Dwoił się i troił Ousmane Dembele, próbował Lionel Messi, a kluczową akcję wykonał właśnie Griezmann, który zagrał do Jordiego Alby, ten podał do Oscara Minguezy, a defensor miał sporo szczęścia, bo źle trafił w piłkę, ale udało mu się pokonać Thibauta Courtoisa. I od tego momentu zaczęły się w Madrycie wielkie emocje.
Kolejne wypady Realu jeżyły włos na głowie rywali, ale też były nieskuteczne. Junior Vinicius uderzył w słupek, Karim Benzema został zablokowany przed bramką Ter Stegena, a piłkarze Los Blancos aż kręcili głowami. Barca odpowiedziała raz, rajd Jordiego Alby zatrzymał nogą Courtois. Zostało 20 minut do końca, Barca w strugach deszczu ścigała gospodarzy.

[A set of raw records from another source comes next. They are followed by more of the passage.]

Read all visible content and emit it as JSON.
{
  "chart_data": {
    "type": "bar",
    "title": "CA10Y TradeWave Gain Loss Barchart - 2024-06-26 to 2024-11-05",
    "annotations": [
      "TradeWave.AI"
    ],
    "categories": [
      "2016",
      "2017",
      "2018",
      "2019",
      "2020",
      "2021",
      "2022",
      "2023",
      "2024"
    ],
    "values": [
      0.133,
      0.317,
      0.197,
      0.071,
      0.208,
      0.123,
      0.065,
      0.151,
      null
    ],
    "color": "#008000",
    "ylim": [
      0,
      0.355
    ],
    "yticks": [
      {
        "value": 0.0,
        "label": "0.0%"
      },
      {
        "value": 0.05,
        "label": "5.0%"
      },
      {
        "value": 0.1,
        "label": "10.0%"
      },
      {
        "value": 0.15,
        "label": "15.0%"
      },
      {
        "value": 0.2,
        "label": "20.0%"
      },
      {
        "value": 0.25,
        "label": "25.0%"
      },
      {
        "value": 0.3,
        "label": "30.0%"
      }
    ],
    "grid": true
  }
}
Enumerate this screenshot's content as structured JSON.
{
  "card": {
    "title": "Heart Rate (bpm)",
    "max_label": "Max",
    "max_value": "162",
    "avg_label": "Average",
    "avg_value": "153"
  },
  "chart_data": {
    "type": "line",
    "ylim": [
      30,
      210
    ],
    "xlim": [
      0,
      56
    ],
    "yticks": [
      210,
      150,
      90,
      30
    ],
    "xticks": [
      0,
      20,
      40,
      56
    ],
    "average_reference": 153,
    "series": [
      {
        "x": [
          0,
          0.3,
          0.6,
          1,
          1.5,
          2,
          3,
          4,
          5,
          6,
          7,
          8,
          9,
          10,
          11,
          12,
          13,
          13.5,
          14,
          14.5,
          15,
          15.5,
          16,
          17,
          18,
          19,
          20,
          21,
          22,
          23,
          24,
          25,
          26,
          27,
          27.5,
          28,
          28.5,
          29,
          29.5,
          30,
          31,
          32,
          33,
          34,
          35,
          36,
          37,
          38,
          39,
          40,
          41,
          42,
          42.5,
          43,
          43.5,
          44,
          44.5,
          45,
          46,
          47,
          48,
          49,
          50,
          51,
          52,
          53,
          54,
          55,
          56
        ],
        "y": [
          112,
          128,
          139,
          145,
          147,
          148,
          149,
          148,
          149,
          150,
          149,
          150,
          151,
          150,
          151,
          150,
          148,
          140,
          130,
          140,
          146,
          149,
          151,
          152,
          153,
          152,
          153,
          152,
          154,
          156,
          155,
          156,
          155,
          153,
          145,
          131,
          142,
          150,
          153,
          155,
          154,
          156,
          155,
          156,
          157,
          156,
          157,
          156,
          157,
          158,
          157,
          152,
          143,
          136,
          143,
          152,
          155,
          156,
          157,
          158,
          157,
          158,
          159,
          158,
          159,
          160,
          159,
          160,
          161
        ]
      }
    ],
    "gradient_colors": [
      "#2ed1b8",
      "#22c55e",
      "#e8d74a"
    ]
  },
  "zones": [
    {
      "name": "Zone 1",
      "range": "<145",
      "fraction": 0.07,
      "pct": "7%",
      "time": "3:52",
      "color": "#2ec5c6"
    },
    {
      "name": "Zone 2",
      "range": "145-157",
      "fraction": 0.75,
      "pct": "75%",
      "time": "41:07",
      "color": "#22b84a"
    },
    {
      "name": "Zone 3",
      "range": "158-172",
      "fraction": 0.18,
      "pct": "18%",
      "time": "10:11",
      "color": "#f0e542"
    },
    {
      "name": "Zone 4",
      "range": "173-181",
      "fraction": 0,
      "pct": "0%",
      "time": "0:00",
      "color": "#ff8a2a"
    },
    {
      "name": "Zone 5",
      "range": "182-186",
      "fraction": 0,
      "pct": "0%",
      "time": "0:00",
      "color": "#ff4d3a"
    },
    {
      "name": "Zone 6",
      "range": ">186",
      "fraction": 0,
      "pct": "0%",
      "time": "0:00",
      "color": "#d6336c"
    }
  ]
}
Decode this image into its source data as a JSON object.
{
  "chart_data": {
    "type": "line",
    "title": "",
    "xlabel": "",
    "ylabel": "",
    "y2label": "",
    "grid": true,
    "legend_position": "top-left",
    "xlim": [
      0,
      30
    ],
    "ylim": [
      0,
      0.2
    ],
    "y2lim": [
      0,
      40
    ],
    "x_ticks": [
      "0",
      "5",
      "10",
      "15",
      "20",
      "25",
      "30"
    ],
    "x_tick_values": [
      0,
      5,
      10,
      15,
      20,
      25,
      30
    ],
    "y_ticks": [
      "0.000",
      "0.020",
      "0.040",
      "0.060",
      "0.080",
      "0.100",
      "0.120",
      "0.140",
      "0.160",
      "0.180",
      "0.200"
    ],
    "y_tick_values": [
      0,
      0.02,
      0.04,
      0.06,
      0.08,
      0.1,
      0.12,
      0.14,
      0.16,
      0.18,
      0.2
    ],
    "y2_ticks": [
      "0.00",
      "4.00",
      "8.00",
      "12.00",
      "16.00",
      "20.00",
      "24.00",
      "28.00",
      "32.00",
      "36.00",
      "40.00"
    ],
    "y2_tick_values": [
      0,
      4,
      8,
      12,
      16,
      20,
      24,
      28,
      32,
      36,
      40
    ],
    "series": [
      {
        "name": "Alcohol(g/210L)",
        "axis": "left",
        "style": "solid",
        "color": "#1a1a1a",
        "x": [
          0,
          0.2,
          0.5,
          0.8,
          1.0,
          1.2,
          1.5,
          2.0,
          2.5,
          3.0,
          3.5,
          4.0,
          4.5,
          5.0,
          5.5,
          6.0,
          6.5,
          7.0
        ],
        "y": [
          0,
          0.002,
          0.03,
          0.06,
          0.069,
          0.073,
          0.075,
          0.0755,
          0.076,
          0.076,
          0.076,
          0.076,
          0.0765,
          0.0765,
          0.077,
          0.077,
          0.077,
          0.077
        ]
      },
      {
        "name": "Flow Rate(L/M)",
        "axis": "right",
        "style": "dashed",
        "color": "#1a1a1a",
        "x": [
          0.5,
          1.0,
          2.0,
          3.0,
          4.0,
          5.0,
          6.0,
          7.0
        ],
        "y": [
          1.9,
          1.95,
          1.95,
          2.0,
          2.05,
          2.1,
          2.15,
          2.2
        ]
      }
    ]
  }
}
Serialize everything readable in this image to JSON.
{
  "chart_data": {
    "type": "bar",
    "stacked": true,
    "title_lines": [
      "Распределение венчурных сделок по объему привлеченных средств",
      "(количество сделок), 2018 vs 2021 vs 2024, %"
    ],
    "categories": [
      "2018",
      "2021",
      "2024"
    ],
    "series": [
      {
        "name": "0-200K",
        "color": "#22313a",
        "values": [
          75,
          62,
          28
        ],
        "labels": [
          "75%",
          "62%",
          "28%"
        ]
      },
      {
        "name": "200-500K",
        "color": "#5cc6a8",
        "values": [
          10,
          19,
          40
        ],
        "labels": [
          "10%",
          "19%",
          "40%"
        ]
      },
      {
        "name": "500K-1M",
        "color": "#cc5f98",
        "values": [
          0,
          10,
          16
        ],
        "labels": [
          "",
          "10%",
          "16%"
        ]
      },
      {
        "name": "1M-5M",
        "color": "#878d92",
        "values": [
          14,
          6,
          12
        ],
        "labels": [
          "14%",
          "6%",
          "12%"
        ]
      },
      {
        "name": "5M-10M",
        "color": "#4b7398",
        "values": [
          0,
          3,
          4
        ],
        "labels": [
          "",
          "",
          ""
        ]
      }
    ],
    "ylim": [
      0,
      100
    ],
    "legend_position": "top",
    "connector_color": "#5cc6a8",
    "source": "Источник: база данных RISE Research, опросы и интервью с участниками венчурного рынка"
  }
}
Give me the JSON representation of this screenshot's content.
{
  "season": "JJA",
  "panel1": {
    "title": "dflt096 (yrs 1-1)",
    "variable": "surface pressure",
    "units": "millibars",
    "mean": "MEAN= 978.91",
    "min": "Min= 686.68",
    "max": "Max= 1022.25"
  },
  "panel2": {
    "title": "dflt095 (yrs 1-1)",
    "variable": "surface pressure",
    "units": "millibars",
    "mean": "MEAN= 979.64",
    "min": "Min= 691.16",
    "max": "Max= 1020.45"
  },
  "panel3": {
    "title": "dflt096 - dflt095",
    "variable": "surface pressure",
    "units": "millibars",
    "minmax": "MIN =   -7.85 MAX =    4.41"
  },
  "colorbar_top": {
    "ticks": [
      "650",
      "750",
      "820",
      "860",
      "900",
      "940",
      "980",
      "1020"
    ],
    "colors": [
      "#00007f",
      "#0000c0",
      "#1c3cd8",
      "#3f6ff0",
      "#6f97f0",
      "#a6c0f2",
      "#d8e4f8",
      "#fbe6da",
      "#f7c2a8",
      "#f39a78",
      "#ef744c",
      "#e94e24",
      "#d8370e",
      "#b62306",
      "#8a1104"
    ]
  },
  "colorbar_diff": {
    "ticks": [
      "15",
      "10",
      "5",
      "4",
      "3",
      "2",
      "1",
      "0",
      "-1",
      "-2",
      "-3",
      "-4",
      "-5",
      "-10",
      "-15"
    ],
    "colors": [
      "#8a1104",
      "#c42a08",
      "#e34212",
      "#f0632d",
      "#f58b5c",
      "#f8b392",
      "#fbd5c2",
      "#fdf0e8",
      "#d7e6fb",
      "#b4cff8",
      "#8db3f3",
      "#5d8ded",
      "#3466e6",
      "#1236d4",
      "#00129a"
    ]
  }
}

Lionel Messi musiał zmienić koszulkę, Ronald Koeman wpuścił do ataku nawet Martina Braithwaite'a, ale Real nie pękał i zmierzał po zwycięstwo. W 84. minucie Martin Braithwaite padł w polu karnym rywali, znów sędzia Jesus Gil Manzano znalazł się w centrum uwagi i znów nie podyktował rzutu karnego dla gości. Wściekł się Ronald Koeman, a sędzia pokazał mu kartkę.
Jeszcze w końcówce za drugą żółtą kartkę wyleciał Casemiro, jeszcze Messi z rzutu wolnego uderzył wprost w ręce bramkarza Królewskich i już tylko minuty dzieliły miejscowych od zwycięstwa. Mógł zapewnić je rajd Marcelo, ale zdążyli dopaść go defensorzy. Jeszcze w poprzeczkę uderzył Ilaix Moriba i wreszcie sędzia zakończył rozgrywany w ulewie pojedynek, Królewscy trzeci raz z rzędu ograli Dumę Katalonii.
Trzy punkty dla Realu oznaczają, że Los Blancos są nowym liderem LaLiga, mają tyle samo punktów co drugie Atletico Madryt - które gra w niedzielę z Betisem Sewilla - oraz jeden więcej od Barcelony. Walka o mistrzostwo Hiszpanii do końca sezonu będzie pasjonująca.